In
the Aarhus case of R. (Edwards and Pallikaropoulos) v.
Environment Agency et al., the Court (judge Bonichot) tried to give some usable
guidance as to the rule that judicial proceedings in this area of the law
should not be “prohibitively expensive”. It concluded that the applicant’s
ability to pay is not the only criterion. It also listed:
- The reasonableness of the costs in isolation;
- “The situation of the parties concerned”;
- The claimant’s “prospect of success”;
- “The importance of what is at stake for the claimant and for the protection of the environment”;
- “The complexity of the relevant law and procedure”;
- “The potentially frivolous nature of the claim at its various stages”; and
- “The existence of a national legal aid scheme or a costs protection regime”.
It
turns out that the fact that the claimant has not, in fact, been deterred is
not dispositive. Also, the criteria have be consistently applied regardless of
the stage of proceedings at which the question is considered. Cf. UK Human Rights Blog and GAVC Law Blog
For
prof. Heldeweg, if he still has time for such things, the Court (judge Arestis)
has a case on the precautionary principle and the Habitats Directive. Sweetman et al. v. An Bord Pleanála
The
Court (judge Toader) held that Regulation 44/2001 is applicable to a claim
for recovery of a sum unduly paid by a public entity in the context of Nazi-era
reparations. The Court also devoted some attention to the question of whether
it is necessary for various co-defendants to live outside Germany. Land Berlin v. Sapir et al.
Berger v. Bavaria dealt with food that was
unfit for human consumption but not a health risk. The Court (judge Bay Larsen)
interpreted art. 10 of Regulation 178/2002 to permit national
legislation that allowed for intervention in these circumstances. Note the –
somewhat hypothetical – question 2 posed by the national court, which the Court
unfortunately ignored.
In
Jeltes, Peeters and Arnold v.

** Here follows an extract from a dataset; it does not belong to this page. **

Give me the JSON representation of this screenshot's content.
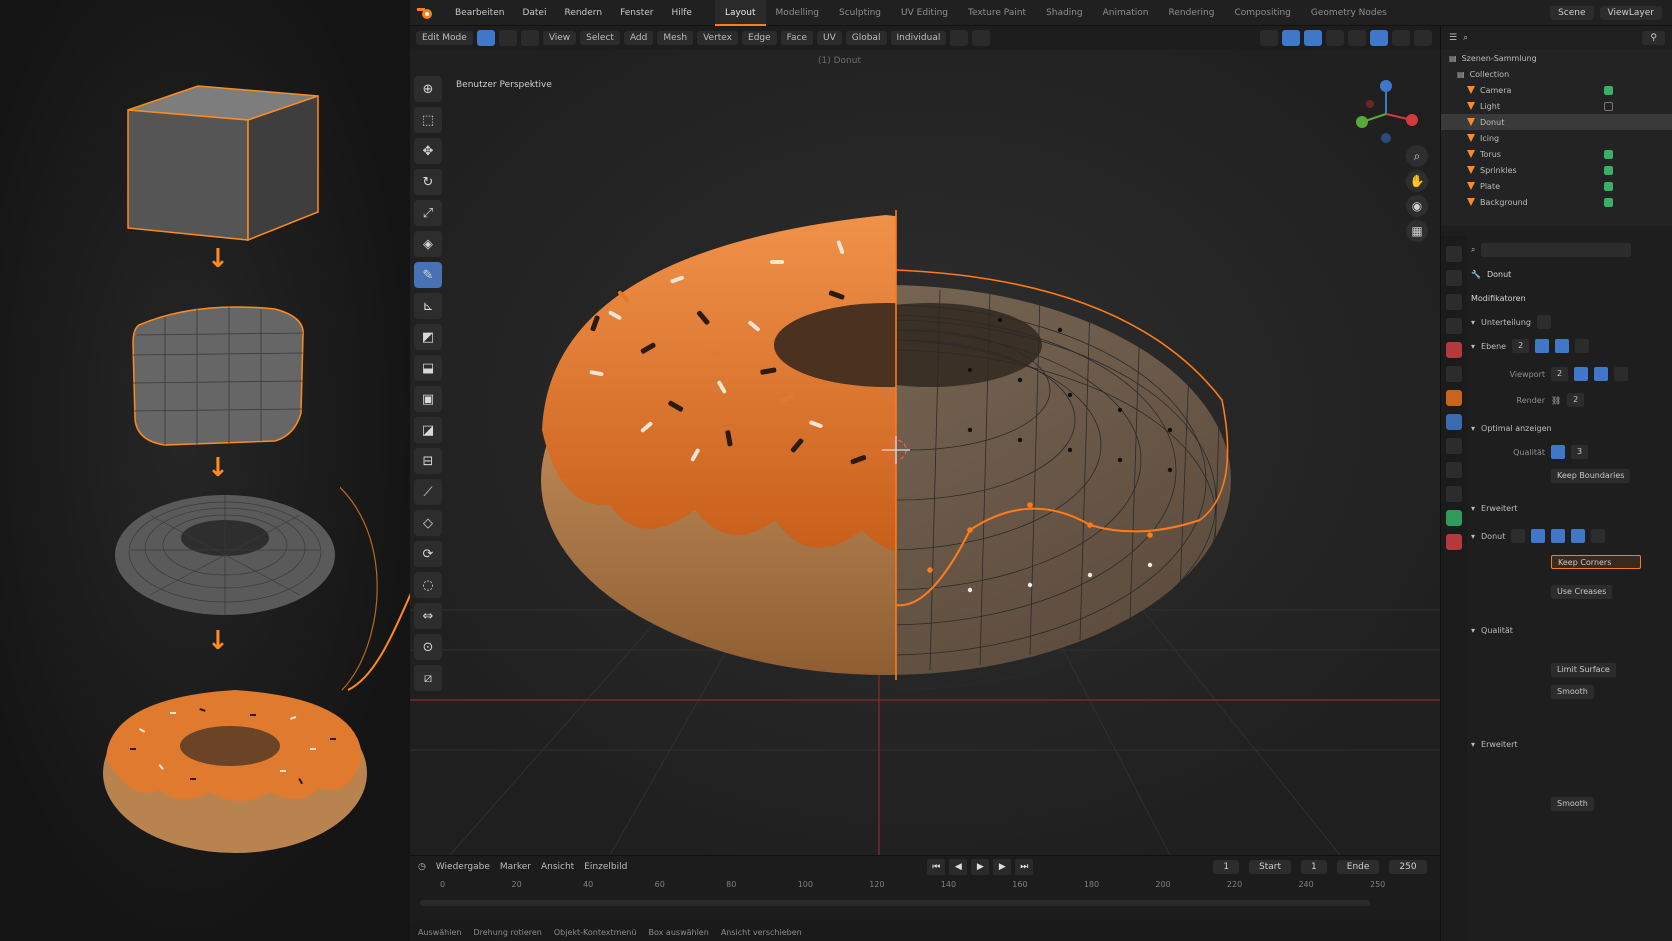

UWV, the Court (judge
Fernlund) held that its judgement in Miethe v. Bundestanstalt für Arbeit was no longer good law
in light of the enactment of Regulation 883/2004. The plaintiffs
were all atypical frontier workers in the sense of Miethe because they lived in
Belgium or Germany while maintaining a professional and social life almost
entirely in the Netherlands.
This
week, the Czech Republic gives us a particularly egregious case of gender
discrimination by having a law that lets women retire younger than men, and
making their retirement age dependent on how many children they’ve raised. Soukupová v. Ministerstvo
zemědělství
In
his opinion in Commission v. the Netherlands (NL, DE, FR), AG Wathelet offered
not one but two reasons why the Commission should lose. The boring one is that
the case concerns a purchase of land, not an award of a concession. More
interestingly, he discussed the applicability ratione temporis of Directive 2004/18 to this case, which
concerned decisions taken at various moments before and after the enactment and
the entry into force of that directive.
While
Regulation 44/2001 does not apply to
Denmark, there is a parallel international agreement between the EU and
Denmark that brings it back in through the back door. AG Kokott did some legal
interpretation ninja to explain why the Danish court is allowed to ask a
prejudicial question notwithstanding the text of the agreement before arguing that the
Regulation applied to the case at bar. Her Majesty’s Revenue & Customs
v. Sunico et al.
AG
Cruz Villalón argues that, for once, the Turkish plaintiff should lose in an
EU-Turkey association agreement case. Specifically, he argues that the passive
freedom to provide services is not covered by the Agreement, and in the
alternative he argued that the plaintiff’s reliance on that freedom was too
speculative, given that she only really wanted to get around the visa
requirement in order to visit her family in Germany. Demirkan v. Germany Cf. European Law Blog
AG
Mengozzi disentangled a case where Germany refused a visa on the grounds that
the applicant was likely to overstay. Cf. art. 21(1) Visa Code. Koushkaki v. Germany (NL, DE, FR)
In
other news, I came across the Commission’s notification letter concerning its decision
to open an art. 108(2) procedures against a
number of Dutch football clubs, including PSV.